I really have no clue how to set it up.

2. Originally Posted by dude15129
I am having trouble with these triple integrals. I understand them when it already tells me what to integrate from...but I have trouble figuring it out with just the given bounded area. Here is one of the ones I am stuck on.

∫∫∫ xdV, where D is bounded by the paraboloid z=x^+y^2, and the plane z=1

I really have no clue how to set it up.

$1\leq z\leq x^2+y^2$

Looking at the cross section of the paraboloid at $z=1$, we see that we have a circle of radius 1. This means that $0\leq x\leq 1$ and $0

Thus, our triple integral is $\iiint\limits_Gx\,dV=4\int_0^1\int_0^{\sqrt{1-x^2}}\int_1^{x^2+y^2}x\,dz\,dy\,dx$

The reason why its multiplied by for is because of how I defined my x and y boundaries.

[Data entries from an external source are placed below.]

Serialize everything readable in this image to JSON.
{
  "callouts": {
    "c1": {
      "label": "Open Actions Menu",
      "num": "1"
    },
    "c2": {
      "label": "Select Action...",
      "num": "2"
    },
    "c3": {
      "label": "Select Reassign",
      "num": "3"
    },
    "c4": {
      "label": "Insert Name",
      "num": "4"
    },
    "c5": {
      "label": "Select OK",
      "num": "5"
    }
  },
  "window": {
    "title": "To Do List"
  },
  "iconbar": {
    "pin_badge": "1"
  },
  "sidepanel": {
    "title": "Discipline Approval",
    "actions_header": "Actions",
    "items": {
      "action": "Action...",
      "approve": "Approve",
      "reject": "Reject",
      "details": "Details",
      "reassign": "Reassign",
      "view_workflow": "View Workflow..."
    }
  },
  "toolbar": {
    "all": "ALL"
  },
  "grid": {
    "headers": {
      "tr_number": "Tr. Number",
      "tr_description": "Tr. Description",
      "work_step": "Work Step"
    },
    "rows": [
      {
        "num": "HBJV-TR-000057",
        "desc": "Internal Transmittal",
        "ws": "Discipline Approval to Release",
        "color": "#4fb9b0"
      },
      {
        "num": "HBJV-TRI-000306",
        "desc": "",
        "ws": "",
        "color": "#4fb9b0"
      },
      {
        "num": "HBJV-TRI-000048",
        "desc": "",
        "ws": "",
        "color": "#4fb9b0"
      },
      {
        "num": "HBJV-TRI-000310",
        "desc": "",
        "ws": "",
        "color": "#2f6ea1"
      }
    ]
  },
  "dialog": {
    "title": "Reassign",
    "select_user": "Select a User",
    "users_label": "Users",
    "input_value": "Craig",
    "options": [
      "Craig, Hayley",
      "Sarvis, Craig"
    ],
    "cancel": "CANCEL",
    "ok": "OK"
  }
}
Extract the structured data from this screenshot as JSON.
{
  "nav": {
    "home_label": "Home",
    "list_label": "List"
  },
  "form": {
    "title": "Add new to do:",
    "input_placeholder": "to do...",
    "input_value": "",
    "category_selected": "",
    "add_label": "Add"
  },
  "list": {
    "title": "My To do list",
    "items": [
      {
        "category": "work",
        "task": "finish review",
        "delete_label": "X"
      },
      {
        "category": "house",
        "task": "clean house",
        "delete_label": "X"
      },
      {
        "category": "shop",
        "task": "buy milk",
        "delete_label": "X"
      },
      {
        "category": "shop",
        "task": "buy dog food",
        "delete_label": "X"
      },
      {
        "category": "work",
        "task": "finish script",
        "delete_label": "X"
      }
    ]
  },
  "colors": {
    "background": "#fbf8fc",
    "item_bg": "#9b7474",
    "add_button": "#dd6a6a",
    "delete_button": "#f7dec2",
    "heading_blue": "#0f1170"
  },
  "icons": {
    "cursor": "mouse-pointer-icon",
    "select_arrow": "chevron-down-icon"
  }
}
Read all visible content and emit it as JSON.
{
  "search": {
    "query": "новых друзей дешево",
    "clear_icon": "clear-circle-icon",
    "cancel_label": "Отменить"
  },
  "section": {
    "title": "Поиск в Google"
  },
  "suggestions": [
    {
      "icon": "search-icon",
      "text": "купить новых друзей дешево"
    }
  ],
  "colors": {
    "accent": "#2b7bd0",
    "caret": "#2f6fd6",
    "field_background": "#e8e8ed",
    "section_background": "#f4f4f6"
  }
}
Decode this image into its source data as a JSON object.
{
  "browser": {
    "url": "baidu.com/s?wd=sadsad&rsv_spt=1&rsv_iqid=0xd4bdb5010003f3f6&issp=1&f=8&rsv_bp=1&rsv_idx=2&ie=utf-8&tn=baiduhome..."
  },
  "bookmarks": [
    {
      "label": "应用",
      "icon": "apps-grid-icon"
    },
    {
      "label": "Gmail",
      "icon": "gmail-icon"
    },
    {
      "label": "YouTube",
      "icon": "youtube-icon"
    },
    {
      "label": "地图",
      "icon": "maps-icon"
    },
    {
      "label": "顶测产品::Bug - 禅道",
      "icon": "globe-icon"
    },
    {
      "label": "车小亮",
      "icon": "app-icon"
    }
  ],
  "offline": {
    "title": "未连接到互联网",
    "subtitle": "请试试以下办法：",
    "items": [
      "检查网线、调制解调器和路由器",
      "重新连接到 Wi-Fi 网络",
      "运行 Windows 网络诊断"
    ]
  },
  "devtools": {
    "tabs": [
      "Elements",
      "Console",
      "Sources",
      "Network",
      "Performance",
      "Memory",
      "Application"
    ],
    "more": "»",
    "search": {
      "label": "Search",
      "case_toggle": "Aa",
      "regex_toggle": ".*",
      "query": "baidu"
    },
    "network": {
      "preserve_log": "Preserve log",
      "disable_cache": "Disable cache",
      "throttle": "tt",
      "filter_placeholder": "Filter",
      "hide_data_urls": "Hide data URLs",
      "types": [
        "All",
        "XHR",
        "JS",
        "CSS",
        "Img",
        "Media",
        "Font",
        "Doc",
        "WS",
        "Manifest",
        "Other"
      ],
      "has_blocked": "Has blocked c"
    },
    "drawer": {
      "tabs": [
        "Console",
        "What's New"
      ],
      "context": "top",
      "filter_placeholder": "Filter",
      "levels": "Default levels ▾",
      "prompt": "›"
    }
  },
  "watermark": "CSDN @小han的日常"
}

It took into consideration only 1/4th of the region $R$, so in order to get the correct value after integrating it, you need to quadruple the value...

Does this make a little more sense?

--Chris

3. ok...so when you do this....you get:

4∫∫ (x^3 + xy^2 - x) dydx

4∫ (x^3y + 1/3 xy^3 -xy) dx *that is from 0 to √(1-x^2)

4∫ (x^3(√(1-x^2)) +1/3x(1-x^2)^3 - x√(1-x^2))dx

This is just a messy integral...if I did it correctly.

4. Originally Posted by dude15129
ok...so when you do this....you get:

4∫∫ (x^3 + xy^2 - x) dydx

4∫ (x^3y + 1/3 xy^3 -xy) dx *that is from 0 to √(1-x^2)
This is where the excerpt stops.